Mike Hammer fortalece liberdade religiosa em culto evangélico em Havana

Notícias Gospel

Encarregado de negócios dos EUA participa de cerimônia na Igreja Batista El Calvario, destacando os desafios da liberdade religiosa em Cuba

Mike Hammer participou do Culto de Pentecostes em Havana, ressaltando a importância da liberdade religiosa em Cuba diante da repressão.

Mike Hammer participa do culto na Igreja Batista El Calvario em Havana

A liberdade religiosa em Cuba esteve em foco no domingo, 24 de maio de 2026, quando Mike Hammer, encarregado de negócios da Embaixada dos Estados Unidos, participou do Culto de Pentecostes na histórica Igreja Batista El Calvario, em Havana.
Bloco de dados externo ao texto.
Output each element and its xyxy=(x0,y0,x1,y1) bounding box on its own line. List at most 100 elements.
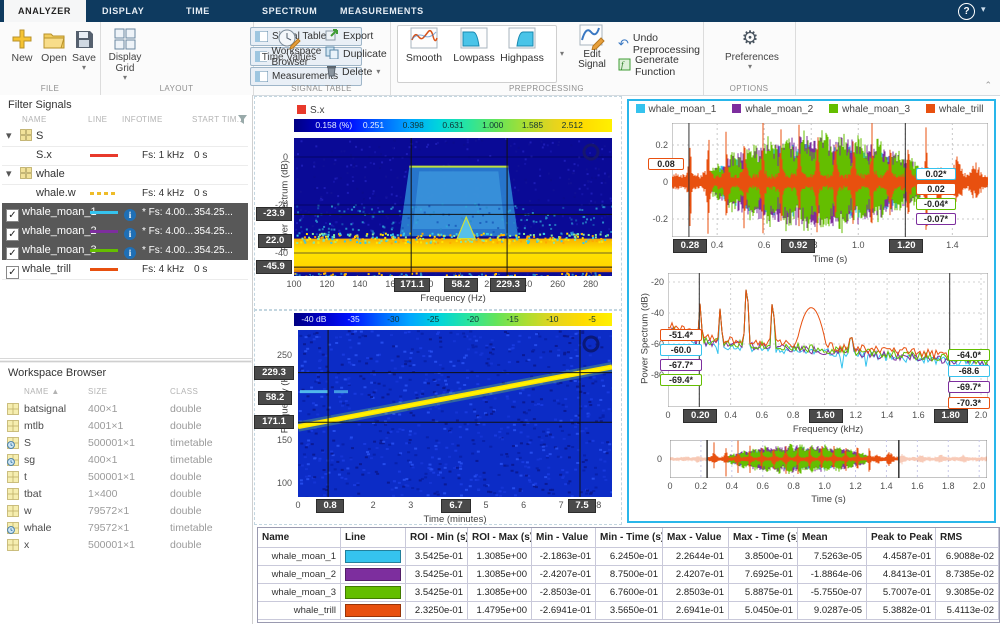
tab-measurements[interactable]: MEASUREMENTS xyxy=(326,0,438,22)
ws-column-header[interactable]: SIZE xyxy=(88,387,107,396)
measurements-column-header[interactable]: Max - Time (s) xyxy=(729,528,798,548)
measurements-column-header[interactable]: ROI - Max (s) xyxy=(468,528,532,548)
undo-preprocessing-button[interactable]: ↶ Undo Preprocessing xyxy=(618,32,703,56)
workspace-row-x[interactable]: x 500001×1 double xyxy=(2,537,248,554)
spectrum-cursor-x1-box[interactable]: 0.20 xyxy=(683,409,717,423)
measurements-column-header[interactable]: Line xyxy=(341,528,406,548)
signal-row-whale_trill[interactable]: ✓ whale_trill Fs: 4 kHz 0 s xyxy=(2,260,248,280)
spectrogram-colorbar[interactable]: -40 dB-35-30-25-20-15-10-5 xyxy=(294,313,612,326)
time-callout-right[interactable]: 0.02 xyxy=(916,183,956,195)
measurements-column-header[interactable]: Name xyxy=(258,528,341,548)
measurements-row-whale_moan_2[interactable]: whale_moan_23.5425e-011.3085e+00-2.4207e… xyxy=(258,566,999,584)
signal-row-whale[interactable]: ▾ whale xyxy=(2,165,248,185)
cursor-x1-box[interactable]: 0.8 xyxy=(316,499,344,513)
signal-row-whale_moan_3[interactable]: ✓ whale_moan_3 i * Fs: 4.00... 354.25... xyxy=(2,241,248,260)
workspace-row-tbat[interactable]: tbat 1×400 double xyxy=(2,486,248,503)
delete-button[interactable]: Delete ▾ xyxy=(325,64,380,80)
measurements-column-header[interactable]: ROI - Min (s) xyxy=(406,528,468,548)
column-header[interactable]: LINE xyxy=(88,115,107,124)
workspace-row-batsignal[interactable]: batsignal 400×1 double xyxy=(2,401,248,418)
signal-row-whale_moan_2[interactable]: ✓ whale_moan_2 i * Fs: 4.00... 354.25... xyxy=(2,222,248,241)
preferences-button[interactable]: ⚙ Preferences ▾ xyxy=(725,26,775,71)
filter-icon[interactable] xyxy=(238,115,247,126)
spectrum-callout-left[interactable]: -69.4* xyxy=(660,374,702,386)
spectrum-plot[interactable] xyxy=(668,273,988,407)
lowpass-button[interactable]: Lowpass xyxy=(450,24,498,64)
spectrum-callout-right[interactable]: -68.6 xyxy=(948,365,990,377)
spectrogram-plot[interactable] xyxy=(298,330,612,497)
duplicate-button[interactable]: Duplicate xyxy=(325,46,387,62)
highpass-button[interactable]: Highpass xyxy=(498,24,546,64)
collapse-ribbon-icon[interactable]: ⌃ xyxy=(984,80,992,91)
ws-column-header[interactable]: CLASS xyxy=(170,387,198,396)
display-grid-caret-icon[interactable]: ▾ xyxy=(104,74,146,82)
time-callout-right[interactable]: -0.04* xyxy=(916,198,956,210)
group-collapse-icon[interactable]: ▾ xyxy=(6,165,12,184)
signal-row-whale_moan_1[interactable]: ✓ whale_moan_1 i * Fs: 4.00... 354.25... xyxy=(2,203,248,222)
measurements-column-header[interactable]: Min - Time (s) xyxy=(596,528,663,548)
measurements-row-whale_moan_3[interactable]: whale_moan_33.5425e-011.3085e+00-2.8503e… xyxy=(258,584,999,602)
tab-spectrum[interactable]: SPECTRUM xyxy=(248,0,331,22)
help-icon[interactable]: ? xyxy=(958,3,975,20)
column-header[interactable]: NAME xyxy=(22,115,47,124)
persistence-plot[interactable] xyxy=(294,138,612,276)
signal-checkbox[interactable]: ✓ xyxy=(6,263,19,282)
spectrum-callout-right[interactable]: -69.7* xyxy=(948,381,990,393)
spectrum-callout-left[interactable]: -51.4* xyxy=(660,329,702,341)
cursor-x2-box[interactable]: 229.3 xyxy=(490,278,526,292)
generate-function-button[interactable]: f Generate Function xyxy=(618,54,703,78)
persistence-colorbar[interactable]: 0.158 (%)0.2510.3980.6311.0001.5852.512 xyxy=(294,119,612,132)
export-button[interactable]: Export xyxy=(325,28,373,44)
column-header[interactable]: START TIM... xyxy=(192,115,245,124)
workspace-row-t[interactable]: t 500001×1 double xyxy=(2,469,248,486)
cursor-y1-box[interactable]: -23.9 xyxy=(256,207,292,221)
legend-item-whale_trill[interactable]: whale_trill xyxy=(926,104,983,115)
workspace-row-S[interactable]: S 500001×1 timetable xyxy=(2,435,248,452)
workspace-row-mtlb[interactable]: mtlb 4001×1 double xyxy=(2,418,248,435)
display-grid-button[interactable]: Display Grid ▾ xyxy=(104,26,146,82)
measurements-row-whale_moan_1[interactable]: whale_moan_13.5425e-011.3085e+00-2.1863e… xyxy=(258,548,999,566)
legend-item-whale_moan_3[interactable]: whale_moan_3 xyxy=(829,104,910,115)
preprocessing-caret-icon[interactable]: ▾ xyxy=(560,50,564,58)
legend-item-whale_moan_1[interactable]: whale_moan_1 xyxy=(636,104,717,115)
column-header[interactable]: TIME xyxy=(142,115,163,124)
time-callout-left[interactable]: 0.08 xyxy=(648,158,684,170)
signal-row-S[interactable]: ▾ S xyxy=(2,127,248,147)
spectrum-cursor-x2-box[interactable]: 1.80 xyxy=(934,409,968,423)
measurements-column-header[interactable]: Mean xyxy=(798,528,867,548)
smooth-button[interactable]: Smooth xyxy=(400,24,448,64)
cursor-x1-box[interactable]: 171.1 xyxy=(394,278,430,292)
workspace-row-w[interactable]: w 79572×1 double xyxy=(2,503,248,520)
time-cursor-x2-box[interactable]: 1.20 xyxy=(889,239,923,253)
preferences-caret-icon[interactable]: ▾ xyxy=(725,63,775,71)
cursor-y2-box[interactable]: 171.1 xyxy=(254,415,294,429)
time-cursor-x1-box[interactable]: 0.28 xyxy=(673,239,707,253)
measurements-column-header[interactable]: Max - Value xyxy=(663,528,729,548)
group-collapse-icon[interactable]: ▾ xyxy=(6,127,12,146)
workspace-row-sg[interactable]: sg 400×1 timetable xyxy=(2,452,248,469)
cursor-x2-box[interactable]: 7.5 xyxy=(568,499,596,513)
workspace-row-whale[interactable]: whale 79572×1 timetable xyxy=(2,520,248,537)
edit-signal-button[interactable]: Edit Signal xyxy=(570,24,614,70)
time-callout-right[interactable]: 0.02* xyxy=(916,168,956,180)
delete-caret-icon[interactable]: ▾ xyxy=(376,68,380,76)
measurements-row-whale_trill[interactable]: whale_trill2.3250e-011.4795e+00-2.6941e-… xyxy=(258,602,999,620)
legend-item-whale_moan_2[interactable]: whale_moan_2 xyxy=(732,104,813,115)
spectrum-callout-right[interactable]: -64.0* xyxy=(948,349,990,361)
time-callout-right[interactable]: -0.07* xyxy=(916,213,956,225)
cursor-y1-box[interactable]: 229.3 xyxy=(254,366,294,380)
measurements-column-header[interactable]: RMS xyxy=(936,528,999,548)
tab-display[interactable]: DISPLAY xyxy=(88,0,158,22)
signal-row-whale_w[interactable]: whale.w Fs: 4 kHz 0 s xyxy=(2,184,248,204)
spectrum-callout-right[interactable]: -70.3* xyxy=(948,397,990,409)
legend-item-Sx[interactable]: S.x xyxy=(297,105,324,116)
column-header[interactable]: INFO xyxy=(122,115,143,124)
signal-row-S_x[interactable]: S.x Fs: 1 kHz 0 s xyxy=(2,146,248,166)
titlebar-caret-icon[interactable]: ▾ xyxy=(981,4,986,15)
tab-analyzer[interactable]: ANALYZER xyxy=(4,0,86,22)
cursor-y2-box[interactable]: -45.9 xyxy=(256,260,292,274)
measurements-column-header[interactable]: Min - Value xyxy=(532,528,596,548)
panner-plot[interactable] xyxy=(670,440,987,478)
ws-column-header[interactable]: NAME ▲ xyxy=(24,387,60,396)
time-values-button[interactable]: Time Values xyxy=(261,26,317,63)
Esta congregação, fundada há 124 anos por pastores norte-americanos, simboliza os laços históricos entre os EUA e Cuba no âmbito religioso. A presença de Hammer é interpretada como um gesto público de apoio à liberdade religiosa em um contexto de repressão comunista.

Contexto das relações entre EUA e Cuba afetando a liberdade religiosa

O cenário político que envolve as relações entre os Estados Unidos e Cuba permanece tenso, mesmo com avanços pontuais no diálogo. As questões referentes aos direitos humanos, à liberdade religiosa e às sanções econômicas continuam a provocar atritos significativos. Recentemente, as autoridades americanas elevaram a pressão sobre Cuba ao anunciar acusações criminais contra o ex-presidente Raúl Castro, o que intensificou o clima de hostilidade. Nesse ambiente, a defesa da liberdade religiosa ganha ainda mais relevância, evidenciando os desafios enfrentados pelas igrejas locais.

Histórico da Igreja Batista El Calvario e sua importância na Havana religiosa

A Igreja Batista El Calvario é uma das congregações protestantes mais antigas e representativas de Havana. Fundada no início do século XX por missionários dos Estados Unidos, ela mantém viva uma tradição que simboliza a influência religiosa norte-americana na ilha. O culto de Pentecostes, durante o qual Mike Hammer participou, destaca a persistência dessa comunidade evangélica em meio às restrições e pressões políticas que marcaram a história religiosa cubana desde a Revolução de 1959.

Desafios da liberdade religiosa sob o regime comunista cubano

Embora o país tenha apresentado sinais de abertura a partir da década de 1990, a repressão e restrições persistem. Organizações internacionais, como a Portas Abertas, denunciam vigilância constante, dificuldades para obtenção de registros oficiais por parte das igrejas e riscos de prisão, assédio e violência para líderes e ativistas cristãos que se opõem ao regime. Essa realidade coloca Cuba na 24ª posição na Lista Mundial de Perseguição, evidenciando os obstáculos enfrentados pela comunidade religiosa.

Reação das autoridades cubanas e o uso político da liberdade religiosa

Autoridades cubanas e representantes ecumênicos rebatem as críticas internacionais, afirmando que há espaço para a prática religiosa no país. Eles condenam o uso político do tema pelos Estados Unidos, que, segundo eles, busca desestabilizar o governo cubano. Essa contraposição reforça a complexidade da questão da liberdade religiosa em Cuba, que envolve interesses políticos e diplomáticos além do aspecto espiritual.

A participação de Mike Hammer no culto evangélico em Havana representa um momento simbólico na defesa da liberdade religiosa em Cuba, ressaltando tanto os desafios enfrentados pelas comunidades religiosas quanto a persistência histórica e cultural dessa fé na ilha.